Bagaimana bisa pemuda yang notabene nya anti dengan yang namanya pacaran dan sekarang tiba-tiba berbicara tentang istri. "Kau tidak sedang bercanda kan Vernon?," Tanya sang Papa memastikan. "Untuk apa aku bercanda Pa...aku sungguh-sungguh ingin menikahi Maura, karena dia sedang mengandung anakku," ucap Vernon santai, namun mampu membuat jantung kedua orang tua nya berhenti berdetak.
"Apa..." Sahut kedua orang tua Vernon bersamaan. "Dasar anak nakal... Sejak kapan kau berotak m***m ha?," Nyonya Jungnara memukul kepala putranya dengan kemoceng. "Astaga...Ma.. kenapa kau memukuli ku? Nanti kalau aku mendadak bodoh bagaimana?," Rengek Vernon bak anak kecil. "Kau memang sudah bodoh dasar.... Seenaknya sendiri membuat anak orang hamil," cerca Nyonya Jungnara tiada henti. "Ma...sudah hentikan, biarkan Vernon melanjutkan ucapannya," sergah Tuan Jordan pada akhirnya.

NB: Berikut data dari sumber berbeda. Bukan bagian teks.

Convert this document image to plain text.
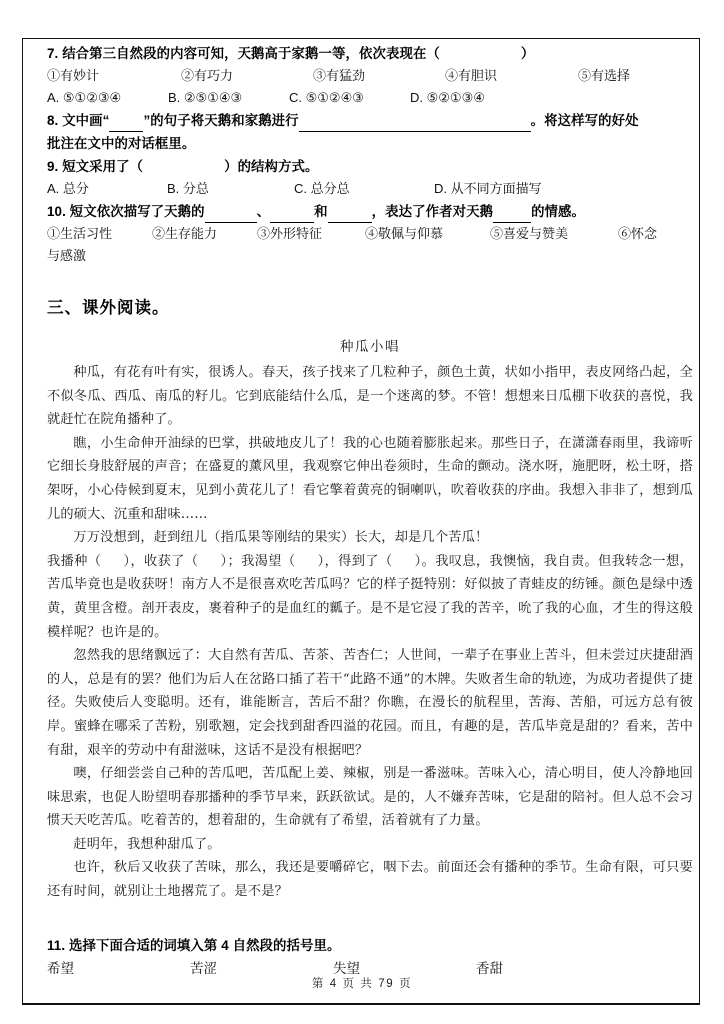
7. 结合第三自然段的内容可知，天鹅高于家鹅一等，依次表现在（　　　　　　）
①有妙计	②有巧力	③有猛劲	④有胆识	⑤有选择
A. ⑤①②③④	B. ②⑤①④③	C. ⑤①②④③	D. ⑤②①③④
8. 文中画“	”的句子将天鹅和家鹅进行	。将这样写的好处
批注在文中的对话框里。
9. 短文采用了（　　　　　　）的结构方式。
A. 总分	B. 分总	C. 总分总	D. 从不同方面描写
10. 短文依次描写了天鹅的	、	和	，表达了作者对天鹅	的情感。
①生活习性	②生存能力	③外形特征	④敬佩与仰慕	⑤喜爱与赞美	⑥怀念
与感激
三、课外阅读。
种瓜小唱

种瓜，有花有叶有实，很诱人。春天，孩子找来了几粒种子，颜色土黄，状如小指甲，表皮网络凸起，全不似冬瓜、西瓜、南瓜的籽儿。它到底能结什么瓜，是一个迷离的梦。不管！想想来日瓜棚下收获的喜悦，我就赶忙在院角播种了。

瞧，小生命伸开油绿的巴掌，拱破地皮儿了！我的心也随着膨胀起来。那些日子，在潇潇春雨里，我谛听它细长身肢舒展的声音；在盛夏的薰风里，我观察它伸出卷须时，生命的颤动。浇水呀，施肥呀，松土呀，搭架呀，小心侍候到夏末，见到小黄花儿了！看它擎着黄亮的铜喇叭，吹着收获的序曲。我想入非非了，想到瓜儿的硕大、沉重和甜味……

万万没想到，赶到纽儿（指瓜果等刚结的果实）长大，却是几个苦瓜！

我播种（ ），收获了（ ）；我渴望（ ），得到了（ ）。我叹息，我懊恼，我自责。但我转念一想，苦瓜毕竟也是收获呀！南方人不是很喜欢吃苦瓜吗？它的样子挺特别：好似披了青蛙皮的纺锤。颜色是绿中透黄，黄里含橙。剖开表皮，裹着种子的是血红的瓤子。是不是它浸了我的苦辛，吮了我的心血，才生的得这般模样呢？也许是的。

忽然我的思绪飘远了：大自然有苦瓜、苦茶、苦杏仁；人世间，一辈子在事业上苦斗，但未尝过庆捷甜酒的人，总是有的罢？他们为后人在岔路口插了若干“此路不通”的木牌。失败者生命的轨迹，为成功者提供了捷径。失败使后人变聪明。还有，谁能断言，苦后不甜？你瞧，在漫长的航程里，苦海、苦船，可远方总有彼岸。蜜蜂在哪采了苦粉，别歌翘，定会找到甜香四溢的花园。而且，有趣的是，苦瓜毕竟是甜的？看来，苦中有甜，艰辛的劳动中有甜滋味，这话不是没有根据吧？

噢，仔细尝尝自己种的苦瓜吧，苦瓜配上姜、辣椒，别是一番滋味。苦味入心，清心明目，使人冷静地回味思索，也促人盼望明春那播种的季节早来，跃跃欲试。是的，人不嫌弃苦味，它是甜的陪衬。但人总不会习惯天天吃苦瓜。吃着苦的，想着甜的，生命就有了希望，活着就有了力量。

赶明年，我想种甜瓜了。

也许，秋后又收获了苦味，那么，我还是要嚼碎它，咽下去。前面还会有播种的季节。生命有限，可只要还有时间，就别让土地撂荒了。是不是？

11. 选择下面合适的词填入第 4 自然段的括号里。
希望	苦涩	失望	香甜
第 4 页 共 79 页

Terpaksa Nyonya Jungnara berhenti sambil menggerutu sebal dan beralih kesamping Maura namun tiba-tiba sikapnya berubah konyol lagi. "Ah ..sayang...apa anak nakal ini menyakitimu?," Tanya Nyonya Jungnara sambil menguyel pipi tembam gadis itu. "Ti...tidak Tante, Vernon sangat baik padaku," canggungnya. Nyonya Jungnara hanya merengut. "Jangan panggil dengan sebutan Tante, panggil aku Mama... karena sebentar lagi kau akan menjadi bagian dari keluarga ini," seru wanita paruh baya itu bahagia. "I...iya Ma...," Sahut Maura malu. "Kalian harus menikah secepatnya, Mama tidak mau tau.... akhirnya sebentar lagi aku akan menjadi Grandma," seru Nyonya Jungnara, sembari mengelus perut datar Maura.
Maura terdiam, ia seribu kali lipat semakin merasa berdosa telah menipu keluarga sebaik keluarga Vernon ini. Setelah beberapa jam kemudian Vernon mengantarkan Maura kembali kerumahnya sekaligus untuk meminta restu pada Paman Maura untuk menikahi keponakannya, mendengar pernyataan itu tentunya membuat Rehan girang tidak kepalang, karena sebentar lagi keinginannya untuk menjadi orang kaya akan segera tercapai.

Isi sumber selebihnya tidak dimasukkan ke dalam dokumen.